Karin und Makoto Horisaki in ihrem Atelier. Foto: Tina Stafrén
© Tina Stafrén

Hüte aus Schweden Sei mein Hut, für immer

Das Beispiel des Hutmacherpaars Horisaki zeigt, dass Abgeschiedenheit kein Wettbewerbsnachteil mehr sein muss.

Das kleine Holzhaus mit dem spitzen Giebel liegt zwischen verschneiten Feldern, hier und da blättert Farbe von der Fassade. Durch das große Fenster sieht man eine Frau über eine alte Nähmaschine gebeugt. Die Idylle, die sich Karin und Makoto Horisaki in den Wäldern von Småland geschaffen haben, ist so konsequent, dass einem schon vom Zusehen angst und bange wird. Hier in Südschweden entstehen Hüte, die in die ganze Welt verkauft werden – sogar Lady Gagas Stilist hat schon bei Horisaki bestellt.

Wüsste man es nicht besser, würde man ihren Wohn- und Arbeitsort für die perfekt ausgestattete Hutwerkstatt eines Freilichtmuseums halten. Früher war hier ein kleiner Lebensmittelladen. Statt zerbeulter Milchkannen, speckigen Einwickelpapiers und Bonbongläsern liegen in den groben Holzregalen jetzt die Zutaten für das Hutmachen, daneben stapeln sich die fertigen Modelle.

Fürs Bullerbü-Gefühl fehlt nur noch, dass ein Junge aus der Nachbarschaft vorbeikommt, ausgestattet mit Schiebermütze, gestreiftem Hemd und Holzpantinen. Diese Rolle übernimmt der Designer selbst, Makoto Horisaki öffnet genau so gekleidet die Tür. So unschuldig er und seine Frau auch gucken, ihre Umgebung verrät ihren unbändigen Gestaltungswillen, der sich vielleicht nur hier in diesem Haus ungestört von allen Einflüssen entfalten kann. Alles ist mit Bedacht ausgewählt und arrangiert: ein alter Schreibtisch voller Tintenflecken, eine Glasvitrine, in der sich Stoffreste in Erdtönen stapeln, Marmeladengläser mit gesammelten Schätzen wie Möwenfedern.

Karin Horisaki hält einen Strohhut in der Hand, knautscht ihn zusammen, um zu zeigen, wie leicht er sich jeder Kopfform anpassen kann. „Entweder wir machen es auf unsere Weise oder gar nicht“, sagt sie.

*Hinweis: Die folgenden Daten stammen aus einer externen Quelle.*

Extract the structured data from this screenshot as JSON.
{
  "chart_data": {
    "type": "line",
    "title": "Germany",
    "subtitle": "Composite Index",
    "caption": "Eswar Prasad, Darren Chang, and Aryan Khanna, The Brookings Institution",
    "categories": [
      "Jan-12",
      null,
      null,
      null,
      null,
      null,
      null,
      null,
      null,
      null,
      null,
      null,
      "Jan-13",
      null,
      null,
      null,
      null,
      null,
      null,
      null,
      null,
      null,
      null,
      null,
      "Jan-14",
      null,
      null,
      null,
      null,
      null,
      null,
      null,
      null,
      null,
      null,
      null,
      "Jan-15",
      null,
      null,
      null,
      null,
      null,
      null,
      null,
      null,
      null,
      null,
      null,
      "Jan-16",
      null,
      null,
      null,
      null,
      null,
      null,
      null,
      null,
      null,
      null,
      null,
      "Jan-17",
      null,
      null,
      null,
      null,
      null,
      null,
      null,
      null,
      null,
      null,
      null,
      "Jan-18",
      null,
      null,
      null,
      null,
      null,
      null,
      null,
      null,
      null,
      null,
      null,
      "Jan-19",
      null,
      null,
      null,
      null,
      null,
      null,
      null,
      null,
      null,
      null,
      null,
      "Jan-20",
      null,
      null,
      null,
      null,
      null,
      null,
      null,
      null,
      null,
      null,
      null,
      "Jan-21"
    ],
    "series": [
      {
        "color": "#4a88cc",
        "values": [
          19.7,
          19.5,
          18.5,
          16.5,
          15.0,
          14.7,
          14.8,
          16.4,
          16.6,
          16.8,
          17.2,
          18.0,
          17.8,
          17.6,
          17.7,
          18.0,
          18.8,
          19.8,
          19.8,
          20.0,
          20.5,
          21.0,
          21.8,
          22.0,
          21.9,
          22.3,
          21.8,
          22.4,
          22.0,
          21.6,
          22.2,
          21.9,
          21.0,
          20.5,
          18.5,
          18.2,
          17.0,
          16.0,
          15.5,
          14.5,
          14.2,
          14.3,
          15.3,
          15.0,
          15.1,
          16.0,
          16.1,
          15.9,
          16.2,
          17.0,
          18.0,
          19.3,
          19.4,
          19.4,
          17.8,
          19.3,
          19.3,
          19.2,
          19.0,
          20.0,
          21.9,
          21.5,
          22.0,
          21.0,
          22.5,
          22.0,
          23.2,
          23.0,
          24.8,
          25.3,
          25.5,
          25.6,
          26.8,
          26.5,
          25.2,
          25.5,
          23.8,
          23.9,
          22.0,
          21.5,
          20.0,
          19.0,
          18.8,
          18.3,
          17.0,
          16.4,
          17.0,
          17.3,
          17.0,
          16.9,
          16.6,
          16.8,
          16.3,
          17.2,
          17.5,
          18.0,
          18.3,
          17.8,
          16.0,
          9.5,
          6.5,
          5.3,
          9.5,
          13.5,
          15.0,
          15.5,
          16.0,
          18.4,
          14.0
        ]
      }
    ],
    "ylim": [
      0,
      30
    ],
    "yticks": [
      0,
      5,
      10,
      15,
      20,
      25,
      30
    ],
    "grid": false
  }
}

Vor sieben Jahren lernte sie ihren Mann, dessen Mutter Japanerin ist, in Stockholm kennen. Vor drei Jahren zogen sie nach Småland, in die Heimat von Karin. 2000 Hüte fertigen sie zusammen mit ihren vier Mitarbeitern im Jahr.

Eigentlich braucht heute niemand mehr einen Hut

Auch wenn sie ein Schild mit Öffnungszeiten vor die Tür gestellt haben, verschicken sie den größten Teil ihrer Hüte in 35 Läden bis nach Südamerika und Afrika. Auch nach Berlin gehen einige Exemplare. Zum speziellen Sortiment des avantgardistischen Modeladens „Darklands“ in einem Weddinger Hinterhof passen die Accessoires vorzüglich. Die Hüte sind minimalistisch in dunklen Farben, man kann sie sich gut zu teuren Lederjacken und kompliziert geschnittenen Anzügen von Comme des Garçons vorstellen.

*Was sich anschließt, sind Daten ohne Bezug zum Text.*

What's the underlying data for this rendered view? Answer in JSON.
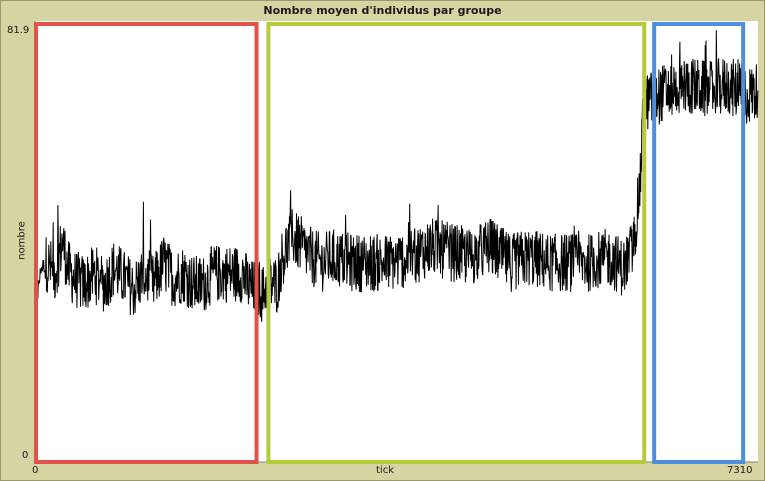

Dass die Horisakis Hüte machen, ist schon speziell, in einer Zeit, in der niemand mehr einen Hut braucht. Im Gegenteil – heute trägt nur Hut, wer einen Hang zum Extravaganten, hat. Der klassische Humphrey-Bogart-Hut sieht zu Jeans und Sweatshirt einfach deplatziert aus und keineswegs verwegen. Da passt die Meldung, dass ebenjener Hersteller jetzt aufgeben musste, der viele Hollywoodstars ausgestattet hat. Borsalino aus dem italienischen Alessandria hat in dieser Woche Insolvenz angemeldet. Das lag aber vor allem an den Schulden des alten Besitzers, die einfach größer waren als die aktuellen Gewinne des 1857 gegründeten Unternehmens. Trotzdem klingt das Aus wie eine weitere unausweichliche Hiobsbotschaft für ein Kleidungsstück, das über viele Jahrhunderte hinweg absolut unabkömmlich war.

Die Botschaft der Hüte ist sehr klar

Bis in die fünfziger Jahre war man nur wer mit Hut. Weil er oben sitzt, wurde er immer auch als Erkennungszeichen genutzt. Wer den Hut aufhatte, der war dem überlegen, der den Hut ziehen musste. Bis die Kopfbedeckung in den sechziger Jahren als Relikt einer bürgerlichen Gesinnung durch lange Haare, lässigen Lebensstil und die Bequemlichkeit der Autofahrer erst hinten auf die Ablage und dann ganz aus dem Alltag verbannt wurde.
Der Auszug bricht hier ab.